Per spec/claude/resumable-work/, this skill is resumable: true. State is persisted to .resume/workflow-health-triage/<run-id>.yml after every successful user-approval gate and after each named phase boundary. On re-invocation, scan that directory for files with status: in_progress whose inputs: snapshot matches the current invocation; if one matches, prompt the operator with Resume run <run_id> from phase <phase> (last checkpoint <last_checkpoint_at>)? [resume / start-new / discard]. The state-file envelope (schema_version, run_id, inputs, phase, decisions[], status, ...) and the fail-closed semantics on schema or YAML errors are load-bearing in the spec; don't duplicate those rules here.

Hard rules

• Never re-run a failed required workflow run more than once before a recorded triage classification exists; the spec calls repeated blind re-runs drift.
• Never classify a failure as flake without reproducible evidence (re-run of the same headSha returned green and no infra signal explains the first failure).
• Never mask a failure: don't propose continue-on-error: true on a required job, don't propose removing a check from the required-checks set in .github/settings.yml without a tracking Issue, don't propose repointing a nolte/gh-plumbing pin from a tag to a branch.
• Never bypass branch protection on the fix PR; enforce_admins: true on develop has no exception path.
• Never dispatch a specialised agent with a classification the spec doesn't list. The closed set is defect / flake / infra / stale pin / secret drift / other.
• Never open a fix PR whose Risk / rollout notes don't carry the classification and the dispatched agent name (or the explicit "no matching specialised agent" note).
• Always prefer a plugin-distributed specialised agent over the generalist when one matches; the spec's §Specialised-agent dispatch makes this a SHOULD that this skill upgrades to a hard contract for the dispatch step.
• When spec/project/workflow-health/ disagrees with this skill, the spec wins.
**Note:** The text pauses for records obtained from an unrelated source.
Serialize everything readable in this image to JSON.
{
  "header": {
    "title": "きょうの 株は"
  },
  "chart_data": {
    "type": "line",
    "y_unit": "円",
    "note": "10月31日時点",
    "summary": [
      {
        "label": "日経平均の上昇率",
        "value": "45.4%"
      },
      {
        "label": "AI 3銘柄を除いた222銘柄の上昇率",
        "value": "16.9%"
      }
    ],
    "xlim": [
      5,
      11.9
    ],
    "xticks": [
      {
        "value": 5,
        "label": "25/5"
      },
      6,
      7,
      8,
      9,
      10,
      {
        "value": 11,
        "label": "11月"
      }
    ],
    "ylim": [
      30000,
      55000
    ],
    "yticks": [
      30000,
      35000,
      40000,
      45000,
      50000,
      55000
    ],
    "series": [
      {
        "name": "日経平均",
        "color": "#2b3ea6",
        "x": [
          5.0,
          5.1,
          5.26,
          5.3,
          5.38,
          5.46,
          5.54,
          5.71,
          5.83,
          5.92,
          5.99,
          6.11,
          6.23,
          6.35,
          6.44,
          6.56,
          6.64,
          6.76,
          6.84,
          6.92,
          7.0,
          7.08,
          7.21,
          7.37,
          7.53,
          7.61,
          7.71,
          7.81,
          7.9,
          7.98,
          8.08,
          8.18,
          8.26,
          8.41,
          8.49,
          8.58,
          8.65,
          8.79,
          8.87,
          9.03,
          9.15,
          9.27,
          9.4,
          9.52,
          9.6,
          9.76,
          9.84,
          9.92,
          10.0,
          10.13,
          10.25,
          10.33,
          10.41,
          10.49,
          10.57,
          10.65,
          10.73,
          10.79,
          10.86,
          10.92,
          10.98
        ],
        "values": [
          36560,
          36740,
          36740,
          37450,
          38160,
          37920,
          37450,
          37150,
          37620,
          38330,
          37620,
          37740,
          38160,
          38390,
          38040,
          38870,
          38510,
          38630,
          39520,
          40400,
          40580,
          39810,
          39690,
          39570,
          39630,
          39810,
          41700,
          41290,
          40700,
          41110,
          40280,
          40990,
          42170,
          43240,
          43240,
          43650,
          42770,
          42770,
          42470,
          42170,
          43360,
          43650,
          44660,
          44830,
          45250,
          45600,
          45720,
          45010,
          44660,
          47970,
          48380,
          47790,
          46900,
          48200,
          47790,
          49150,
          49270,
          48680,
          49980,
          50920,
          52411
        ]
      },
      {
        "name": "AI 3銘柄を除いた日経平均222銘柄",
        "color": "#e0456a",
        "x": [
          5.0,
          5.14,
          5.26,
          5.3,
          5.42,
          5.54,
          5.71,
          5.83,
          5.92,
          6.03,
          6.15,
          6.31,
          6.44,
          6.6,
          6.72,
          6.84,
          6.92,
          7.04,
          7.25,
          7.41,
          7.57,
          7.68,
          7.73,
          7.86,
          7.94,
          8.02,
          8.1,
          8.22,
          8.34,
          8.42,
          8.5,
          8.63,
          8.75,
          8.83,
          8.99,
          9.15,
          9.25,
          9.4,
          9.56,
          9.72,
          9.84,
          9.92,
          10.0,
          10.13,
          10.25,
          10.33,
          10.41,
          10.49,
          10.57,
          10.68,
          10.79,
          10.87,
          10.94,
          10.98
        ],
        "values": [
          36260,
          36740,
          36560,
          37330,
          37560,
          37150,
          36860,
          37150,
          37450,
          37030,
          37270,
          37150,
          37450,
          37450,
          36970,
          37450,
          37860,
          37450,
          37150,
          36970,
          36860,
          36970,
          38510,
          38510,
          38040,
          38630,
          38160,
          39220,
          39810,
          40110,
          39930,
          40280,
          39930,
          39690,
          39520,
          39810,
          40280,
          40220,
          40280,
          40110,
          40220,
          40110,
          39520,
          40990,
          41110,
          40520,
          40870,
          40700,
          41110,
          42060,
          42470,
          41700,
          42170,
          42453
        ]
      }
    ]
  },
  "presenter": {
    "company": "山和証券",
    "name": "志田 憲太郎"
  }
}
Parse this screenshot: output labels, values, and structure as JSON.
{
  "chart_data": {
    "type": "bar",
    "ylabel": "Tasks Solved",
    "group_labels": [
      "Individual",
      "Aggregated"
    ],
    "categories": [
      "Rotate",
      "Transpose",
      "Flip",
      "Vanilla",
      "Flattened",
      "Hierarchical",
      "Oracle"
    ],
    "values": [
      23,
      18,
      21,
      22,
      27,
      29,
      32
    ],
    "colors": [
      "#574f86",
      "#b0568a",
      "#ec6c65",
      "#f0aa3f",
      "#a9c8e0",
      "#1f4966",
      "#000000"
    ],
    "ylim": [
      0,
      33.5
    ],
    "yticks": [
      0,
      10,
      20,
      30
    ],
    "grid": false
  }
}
Propose updating this skill rather than silently diverging.

Gotchas

Per spec/claude/skill-management/ §Gotchas—concrete corrections to non-obvious environment facts the executing agent would otherwise get wrong.

• GITHUB_TOKEN-cascade failures aren't defect. A release-drafter.yml that doesn't fire after an automerge.yaml squash-merge, or a release-cd-refresh-master.yml that doesn't fire after release-publish.yml, is the documented infra class per spec/project/workflow-health/ §Known platform constraints—and the remediation is upstream in nolte/gh-plumbing, not in the consumer repo. Don't open a fix PR against the consumer's workflow YAML; document the infra classification and reference the nolte/gh-plumbing tracking Issue.
• pascalgn/automerge-action exits 0 on mergeResult: 'merge_failed'. A automerge.yaml run with conclusion success whose log carries mergeResult: 'merge_failed' or Failed to merge PR: is a stale pin failure (the reusable's MERGE_METHOD default doesn't match the repo's allowed strategy in some pre-fix versions). Triage the automerge.yaml uses: tag, not the workflow YAML itself.
• Renovate-generated bump PRs for nolte/gh-plumbing aren't automerged in this portfolio. A stale pin remediation that proposes to enable Renovate automerge for nolte/gh-plumbing violates workflow-health §Upstream drift and the AC against it. The remediation is a human-acknowledged Renovate PR, not an automerge rule.
• flake without reproducible evidence is defect. A "let's just re-run and hope" reflex is exactly what the spec forbids. If the same headSha doesn't re-run cleanly green and no infra signal explains the first failure, the class is defect and the work is a fix, not a tracking entry.

Multi-model testing

Examples and operations in this skill are verified on Claude Sonnet 4.6 as the default model; spot-checked on Haiku 4.5 for cost-sensitive runs; Opus 4.7 is appropriate for high-stakes audits that require deeper reasoning. The skill body has no model-specific assumptions beyond standard tool-call semantics.